Y esa es la base que busca nuestro trabajo. No se trata de la edición de un
periódico digital de escuela más, se trata de toda una declaración de interferir en la
formación de base de unos principios y valores en los niños nuevos hasta nuestros
días, que les sirvan de sólidos cimientos para futuros pisos a construir en el edificio
de su educación social. Y si además conseguimos que la tarea sea divertida y
amena, además de en grupo, que así también se aprende mucho, mucho mejor.
Las potencialidades de estos entornos webquest para promover un modelo positivo
de educación intercultural son casi inimaginables.
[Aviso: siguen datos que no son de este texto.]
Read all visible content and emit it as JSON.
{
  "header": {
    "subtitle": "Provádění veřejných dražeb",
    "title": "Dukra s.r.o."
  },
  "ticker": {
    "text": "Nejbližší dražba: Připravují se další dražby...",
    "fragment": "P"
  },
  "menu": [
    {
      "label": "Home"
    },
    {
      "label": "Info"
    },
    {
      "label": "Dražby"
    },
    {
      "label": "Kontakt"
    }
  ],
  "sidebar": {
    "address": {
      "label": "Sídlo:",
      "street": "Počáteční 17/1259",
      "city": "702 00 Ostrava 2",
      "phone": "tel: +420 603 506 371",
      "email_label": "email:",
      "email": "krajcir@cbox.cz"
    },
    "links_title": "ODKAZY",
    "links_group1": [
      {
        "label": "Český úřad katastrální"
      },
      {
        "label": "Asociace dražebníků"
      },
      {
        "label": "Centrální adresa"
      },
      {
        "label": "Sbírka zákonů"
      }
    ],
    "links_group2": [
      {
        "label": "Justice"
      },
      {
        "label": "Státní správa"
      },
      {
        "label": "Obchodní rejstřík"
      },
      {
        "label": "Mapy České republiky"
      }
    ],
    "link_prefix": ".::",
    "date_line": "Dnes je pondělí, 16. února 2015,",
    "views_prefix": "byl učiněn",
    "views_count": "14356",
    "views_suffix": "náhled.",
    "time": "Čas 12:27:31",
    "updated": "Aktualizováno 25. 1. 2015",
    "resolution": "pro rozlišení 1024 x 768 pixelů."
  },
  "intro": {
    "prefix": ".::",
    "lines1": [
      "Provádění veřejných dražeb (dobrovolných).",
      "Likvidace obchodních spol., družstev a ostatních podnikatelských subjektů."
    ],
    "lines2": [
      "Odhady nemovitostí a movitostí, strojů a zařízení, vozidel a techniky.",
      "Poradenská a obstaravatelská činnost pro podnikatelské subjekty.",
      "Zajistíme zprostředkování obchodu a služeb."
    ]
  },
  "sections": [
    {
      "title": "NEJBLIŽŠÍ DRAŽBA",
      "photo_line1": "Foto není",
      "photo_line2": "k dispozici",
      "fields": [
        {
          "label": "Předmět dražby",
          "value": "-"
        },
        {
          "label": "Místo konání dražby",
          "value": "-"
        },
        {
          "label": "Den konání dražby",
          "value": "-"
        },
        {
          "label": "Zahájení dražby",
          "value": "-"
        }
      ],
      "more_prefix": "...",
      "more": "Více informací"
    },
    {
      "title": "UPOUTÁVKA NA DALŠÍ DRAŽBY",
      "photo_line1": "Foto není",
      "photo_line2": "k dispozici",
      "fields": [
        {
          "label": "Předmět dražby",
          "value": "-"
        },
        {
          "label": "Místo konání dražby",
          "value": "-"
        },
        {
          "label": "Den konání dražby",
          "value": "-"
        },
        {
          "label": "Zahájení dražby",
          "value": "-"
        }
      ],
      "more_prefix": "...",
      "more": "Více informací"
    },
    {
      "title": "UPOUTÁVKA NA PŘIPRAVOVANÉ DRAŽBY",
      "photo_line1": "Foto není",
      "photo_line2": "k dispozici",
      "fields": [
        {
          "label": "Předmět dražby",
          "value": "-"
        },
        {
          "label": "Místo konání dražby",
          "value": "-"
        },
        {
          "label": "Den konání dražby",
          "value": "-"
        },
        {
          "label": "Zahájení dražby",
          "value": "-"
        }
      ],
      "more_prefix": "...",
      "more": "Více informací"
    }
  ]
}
El hombre tiene predisposición a
aprender por su propia naturaleza, pero si a la hora de aprender lo hace de algo a
lo que le encuentra su lógica, su sentido, lo aprende realmente o con mayor
agilidad y rapidez. Ese es el verdadero aprendizaje, el significativo, el que se realiza
encontrándole sentido a las cosas que uno va descubriendo en su vida, y lo hace de
una forma relacional, dándole relación a lo nuevo con otros conocimientos
anteriores, situaciones cotidianas, o situaciones reales vividas. Todo ello se puede
dar, gracias a las nuevas tecnologías de la información y la comunicación, con una
rapidez, densidad y fluidez mucho mayor que con los medios tradicionales.
Es por esto que la webquest puede ser una herramienta de tanta y tanta utilidad,
porque reúne los requisitos comentados anteriormente; se trata de un trabajo a
través del ordenador, con las nuevas tecnologías que nos permiten acceder a una
cantidad ingente de información como nunca antes habíamos podido acceder, y en
donde la diversidad de las culturas que nos podemos encontrar es prácticamente
ilimitada, para así explorarlas de una forma multicultural en un principio, para
poder comprenderlas más interculturalmente en procesos posteriores.
La promoción del nuevo modelo positivo de educación intercultural queda
garantizado en cuanto a sus herramientas se refiere, pero no debemos olvidar que
deben existir unas reglas o normas que se deben seguir a la hora de navegar por
Internet, y saber seleccionar, con un mínimo criterio, todos aquellos contenidos
culturales que sean positivos en la línea del modelo, que propugnen la igualdad en
la diversidad de todos los grupos diferenciados, por medio del diálogo y el
consenso, y no otro tipo de normas que puedan conducir estas herramientas por
caminos no deseados para la formación del alumno. Por tanto son de gran
potencialidad pero deben estar bien dirigidas hacia el bien esperado que es la
aportación de la interculturalidad a una nueva generación de personas de una
forma nunca vista hasta la actualidad.